To improve the targeting of family tax benefit and reduce the risk of debts, a further measure in the Bill will end fortnightly payments of family tax benefit instalments to recipients who claim family tax benefit but are found to have no actual entitlement for two consecutive years following the end-of-year reconciliation with their income tax return.
This change will make sure that families do not receive benefits they are not entitled to, and do not subsequently have debts raised against them.
Families no longer receiving family tax benefit Part A or Part B instalments would still be able to make a lump sum claim at the end of the financial year, and exceptions will apply to ensure that families are not put at risk of hardship.
This Bill also includes two amendments to support the Australian Government's National Carer Strategy, announced on 3 August 2011. Under this strategy, the Government is committed to improving carers' opportunity to take part in all aspects of society, including the chance to participate in work, community and family life.
One amendment acknowledges that carers sometimes combine paid employment with their caring responsibilities.
Currently, a carer cannot receive the annual carer supplement of $600 for each person they care for if, due to the income test, their or their partner's income has reduced their rate of payment to nil during that period.
This situation may disadvantage carers or their partners who may participate in casual or irregular work in addition to their caring commitments, and who are offered extra employment in the period that includes 1 July. These carers may be faced with the difficult decision of accepting the offer of extra employment, knowing that they may then lose their annual carer supplement because the employment income they receive in that period may, solely or partly, cause their instalment of carer payment, wife pension, carer service pension or partner service pension to be reduced to nil.

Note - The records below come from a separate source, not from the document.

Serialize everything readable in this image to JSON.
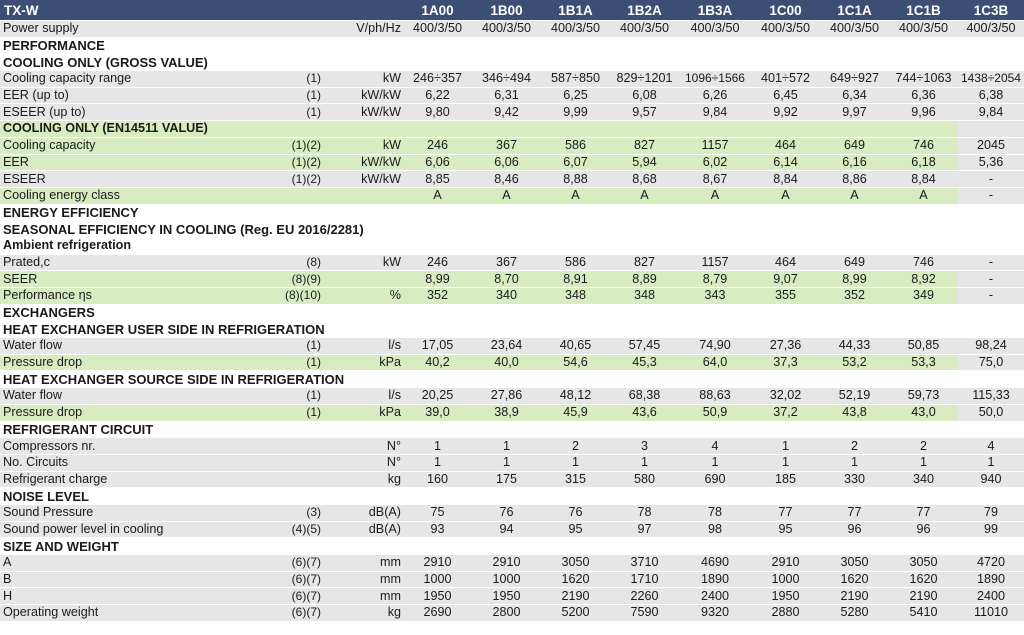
{
  "title": "TX-W",
  "models": [
    "1A00",
    "1B00",
    "1B1A",
    "1B2A",
    "1B3A",
    "1C00",
    "1C1A",
    "1C1B",
    "1C3B"
  ],
  "rows": [
    {
      "type": "grey",
      "label": "Power supply",
      "note": "",
      "unit": "V/ph/Hz",
      "values": [
        "400/3/50",
        "400/3/50",
        "400/3/50",
        "400/3/50",
        "400/3/50",
        "400/3/50",
        "400/3/50",
        "400/3/50",
        "400/3/50"
      ]
    },
    {
      "type": "section",
      "label": "PERFORMANCE"
    },
    {
      "type": "section",
      "label": "COOLING ONLY (GROSS VALUE)"
    },
    {
      "type": "grey",
      "label": "Cooling capacity range",
      "note": "(1)",
      "unit": "kW",
      "values": [
        "246÷357",
        "346÷494",
        "587÷850",
        "829÷1201",
        "1096÷1566",
        "401÷572",
        "649÷927",
        "744÷1063",
        "1438÷2054"
      ]
    },
    {
      "type": "grey",
      "label": "EER (up to)",
      "note": "(1)",
      "unit": "kW/kW",
      "values": [
        "6,22",
        "6,31",
        "6,25",
        "6,08",
        "6,26",
        "6,45",
        "6,34",
        "6,36",
        "6,38"
      ]
    },
    {
      "type": "grey",
      "label": "ESEER (up to)",
      "note": "(1)",
      "unit": "kW/kW",
      "values": [
        "9,80",
        "9,42",
        "9,99",
        "9,57",
        "9,84",
        "9,92",
        "9,97",
        "9,96",
        "9,84"
      ]
    },
    {
      "type": "green",
      "label": "COOLING ONLY (EN14511 VALUE)",
      "bold": true,
      "note": "",
      "unit": "",
      "values": [
        "",
        "",
        "",
        "",
        "",
        "",
        "",
        "",
        ""
      ]
    },
    {
      "type": "green",
      "label": "Cooling capacity",
      "note": "(1)(2)",
      "unit": "kW",
      "values": [
        "246",
        "367",
        "586",
        "827",
        "1157",
        "464",
        "649",
        "746",
        "2045"
      ]
    },
    {
      "type": "green",
      "label": "EER",
      "note": "(1)(2)",
      "unit": "kW/kW",
      "values": [
        "6,06",
        "6,06",
        "6,07",
        "5,94",
        "6,02",
        "6,14",
        "6,16",
        "6,18",
        "5,36"
      ]
    },
    {
      "type": "grey",
      "label": "ESEER",
      "note": "(1)(2)",
      "unit": "kW/kW",
      "values": [
        "8,85",
        "8,46",
        "8,88",
        "8,68",
        "8,67",
        "8,84",
        "8,86",
        "8,84",
        "-"
      ]
    },
    {
      "type": "green",
      "label": "Cooling  energy class",
      "note": "",
      "unit": "",
      "values": [
        "A",
        "A",
        "A",
        "A",
        "A",
        "A",
        "A",
        "A",
        "-"
      ]
    },
    {
      "type": "section",
      "label": "ENERGY EFFICIENCY"
    },
    {
      "type": "section",
      "label": "SEASONAL EFFICIENCY IN COOLING (Reg. EU 2016/2281)"
    },
    {
      "type": "sub",
      "label": "Ambient refrigeration"
    },
    {
      "type": "grey",
      "label": "Prated,c",
      "note": "(8)",
      "unit": "kW",
      "values": [
        "246",
        "367",
        "586",
        "827",
        "1157",
        "464",
        "649",
        "746",
        "-"
      ]
    },
    {
      "type": "green",
      "label": "SEER",
      "note": "(8)(9)",
      "unit": "",
      "values": [
        "8,99",
        "8,70",
        "8,91",
        "8,89",
        "8,79",
        "9,07",
        "8,99",
        "8,92",
        "-"
      ]
    },
    {
      "type": "green",
      "label": "Performance ηs",
      "note": "(8)(10)",
      "unit": "%",
      "values": [
        "352",
        "340",
        "348",
        "348",
        "343",
        "355",
        "352",
        "349",
        "-"
      ]
    },
    {
      "type": "section",
      "label": "EXCHANGERS"
    },
    {
      "type": "section",
      "label": "HEAT EXCHANGER USER SIDE IN REFRIGERATION"
    },
    {
      "type": "grey",
      "label": "Water flow",
      "note": "(1)",
      "unit": "l/s",
      "values": [
        "17,05",
        "23,64",
        "40,65",
        "57,45",
        "74,90",
        "27,36",
        "44,33",
        "50,85",
        "98,24"
      ]
    },
    {
      "type": "green",
      "label": "Pressure drop",
      "note": "(1)",
      "unit": "kPa",
      "values": [
        "40,2",
        "40,0",
        "54,6",
        "45,3",
        "64,0",
        "37,3",
        "53,2",
        "53,3",
        "75,0"
      ]
    },
    {
      "type": "section",
      "label": "HEAT EXCHANGER SOURCE SIDE IN REFRIGERATION"
    },
    {
      "type": "grey",
      "label": "Water flow",
      "note": "(1)",
      "unit": "l/s",
      "values": [
        "20,25",
        "27,86",
        "48,12",
        "68,38",
        "88,63",
        "32,02",
        "52,19",
        "59,73",
        "115,33"
      ]
    },
    {
      "type": "green",
      "label": "Pressure drop",
      "note": "(1)",
      "unit": "kPa",
      "values": [
        "39,0",
        "38,9",
        "45,9",
        "43,6",
        "50,9",
        "37,2",
        "43,8",
        "43,0",
        "50,0"
      ]
    },
    {
      "type": "section",
      "label": "REFRIGERANT CIRCUIT"
    },
    {
      "type": "grey",
      "label": "Compressors nr.",
      "note": "",
      "unit": "N°",
      "values": [
        "1",
        "1",
        "2",
        "3",
        "4",
        "1",
        "2",
        "2",
        "4"
      ]
    },
    {
      "type": "grey",
      "label": "No. Circuits",
      "note": "",
      "unit": "N°",
      "values": [
        "1",
        "1",
        "1",
        "1",
        "1",
        "1",
        "1",
        "1",
        "1"
      ]
    },
    {
      "type": "grey",
      "label": "Refrigerant charge",
      "note": "",
      "unit": "kg",
      "values": [
        "160",
        "175",
        "315",
        "580",
        "690",
        "185",
        "330",
        "340",
        "940"
      ]
    },
    {
      "type": "section",
      "label": "NOISE LEVEL"
    },
    {
      "type": "grey",
      "label": "Sound Pressure",
      "note": "(3)",
      "unit": "dB(A)",
      "values": [
        "75",
        "76",
        "76",
        "78",
        "78",
        "77",
        "77",
        "77",
        "79"
      ]
    },
    {
      "type": "grey",
      "label": "Sound power level in cooling",
      "note": "(4)(5)",
      "unit": "dB(A)",
      "values": [
        "93",
        "94",
        "95",
        "97",
        "98",
        "95",
        "96",
        "96",
        "99"
      ]
    },
    {
      "type": "section",
      "label": "SIZE AND WEIGHT"
    },
    {
      "type": "grey",
      "label": "A",
      "note": "(6)(7)",
      "unit": "mm",
      "values": [
        "2910",
        "2910",
        "3050",
        "3710",
        "4690",
        "2910",
        "3050",
        "3050",
        "4720"
      ]
    },
    {
      "type": "grey",
      "label": "B",
      "note": "(6)(7)",
      "unit": "mm",
      "values": [
        "1000",
        "1000",
        "1620",
        "1710",
        "1890",
        "1000",
        "1620",
        "1620",
        "1890"
      ]
    },
    {
      "type": "grey",
      "label": "H",
      "note": "(6)(7)",
      "unit": "mm",
      "values": [
        "1950",
        "1950",
        "2190",
        "2260",
        "2400",
        "1950",
        "2190",
        "2190",
        "2400"
      ]
    },
    {
      "type": "grey",
      "label": "Operating weight",
      "note": "(6)(7)",
      "unit": "kg",
      "values": [
        "2690",
        "2800",
        "5200",
        "7590",
        "9320",
        "2880",
        "5280",
        "5410",
        "11010"
      ]
    }
  ]
}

These amendments remedy this situation by making sure that, if a carer is qualified for carer payment, wife pension, partner service pension or carer service pension, for the period that includes 1 July, they will receive the supplement, even if their payment rate is set to nil due to employment income. The other amendment will make sure that a low-income carer, receiving an income support payment as well as carer allowance for care of an adult, will be paid a bereavement payment on the death of the person they care for.
Carer payment recipients and carer allowance recipients for care of a child already have access to bereavement payments, and this amendment provides equitable support for those carers caring for an adult.
Lastly, the Bill makes several minor amendments to clarify provisions in the family assistance law in line with existing policy.